As part of our continued collaboration with the Sierra Leone Ministry of Health and Sanitation, Kenema Government Hospital and the VHFC, we recently received a new batch of inactivated EBOV samples from Sierra Leone for sequencing at the Broad Institute. We have now completed another set of 16 EBOV samples and the assembled consensus sequences can be downloaded here:

New link (45 sequences):
http://cl.ly/281I071K3c1V

The sequences were generated by 101bp PE Illumina sequencing using the protocols described in the Gire et al. and Matranga et al. papers. The genomes were assembled using Trinity, followed by an alignment refinement step with NovoAlign. The average bp coverage for this dataset was 362x [17x - 827x].

We are in the process of gathering metadata, but at this moment we don’t have any exact dates or other metadate for the individual samples.

We are currently in the process of preparing the data for GenBank and SRA submissions. Please note that this is an early release, so accuracy can’t be guaranteed at this stage.

Disclaimer:
Please feel free to download, share, use, and analyze this data. We are currently in the process of preparing a publication and will post progress on this forum. If you intend to use these sequences for publication prior to the release of our paper, please contact us directly.

Sorry, just to clarify - these 16 sequences are entirely new samples - so together with the previous 21 sequences, we now have 37 additional sequences.

A group of them from both the previous set and this new one have some stuff going on at the end:

One of this new set (G3724) was in the original set from the summer (accession KM233053).

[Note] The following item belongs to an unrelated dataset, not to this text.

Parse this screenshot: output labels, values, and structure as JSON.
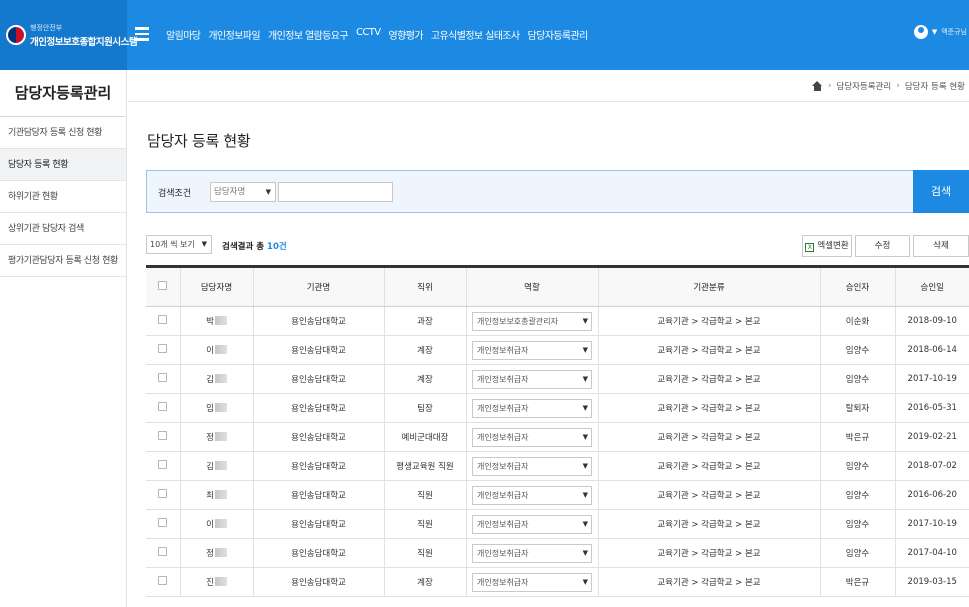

@arambaut - Oh yeah sorry about that. With each batch, we’ve been running an old sample from this summer as a control. Last week when I passed the assemblies to Kristian it was clearly labeled, but this week I forgot to. That’s the exact same sample from this summer, ignore it.

@dpark. Any thoughts on the ends? Must be artifacts - I have actually seen this happen before (adapters?), so the reads should probably just be trimmed back. It might be good to check the bams.

Here is a tree (with all available genomes) and a root-to-tip divergence plot for those with known dates. The new Sierra Leone genomes are in dark blue. The end bits mentioned above were trimmed out of the alignment.


$$slope=1.24{\times 10^{-3}}$$

As an estimate of evolutionary rate, this is slower than the estimate in the Gire et al paper but still within the credible intervals of that estimate. This may be because the elevating effect of transient deleterious mutations is being diluted out as the data spans a greater time interval. This is now much closer to the long term rate of evolution estimated over 38 years of EBOV outbreaks in Dudas and Rambaut, 2014 & Carroll et al 2012.

@arambaut - so there are two explanations for a slower substitution rate: one is that we’re seeing more purifying selection bringing the rate further down from the baseline mutation rate. The other is that we’re just getting better estimates now because our denominator (the time spanned by our data) is larger. Thoughts? Maybe both?

Also, regarding the funny SNPs on the end, they’re definitely technical artifacts and I’m tuning the knobs a bit on our assembly refinement parameters to clean that up before submitting to Genbank. This is what we mean by preliminary! Turns out that those assemblies happen to end in the middle of a semi-palindromic section of sequence, and the “SNPs” are actually coming from the other side of the palindrome (so they end up having great read support, but they’re still not real).

I suspect a bit of both. We did see elevated dN/dS rates in the June data and if it were the former then we would predict this would be dropping as the rate drops. Here is a BEAST density for the new rate compared with the long-term and the June data:


The ZEBOV and the October analyses are done with a relaxed clock, the June 2014 with a strict clock.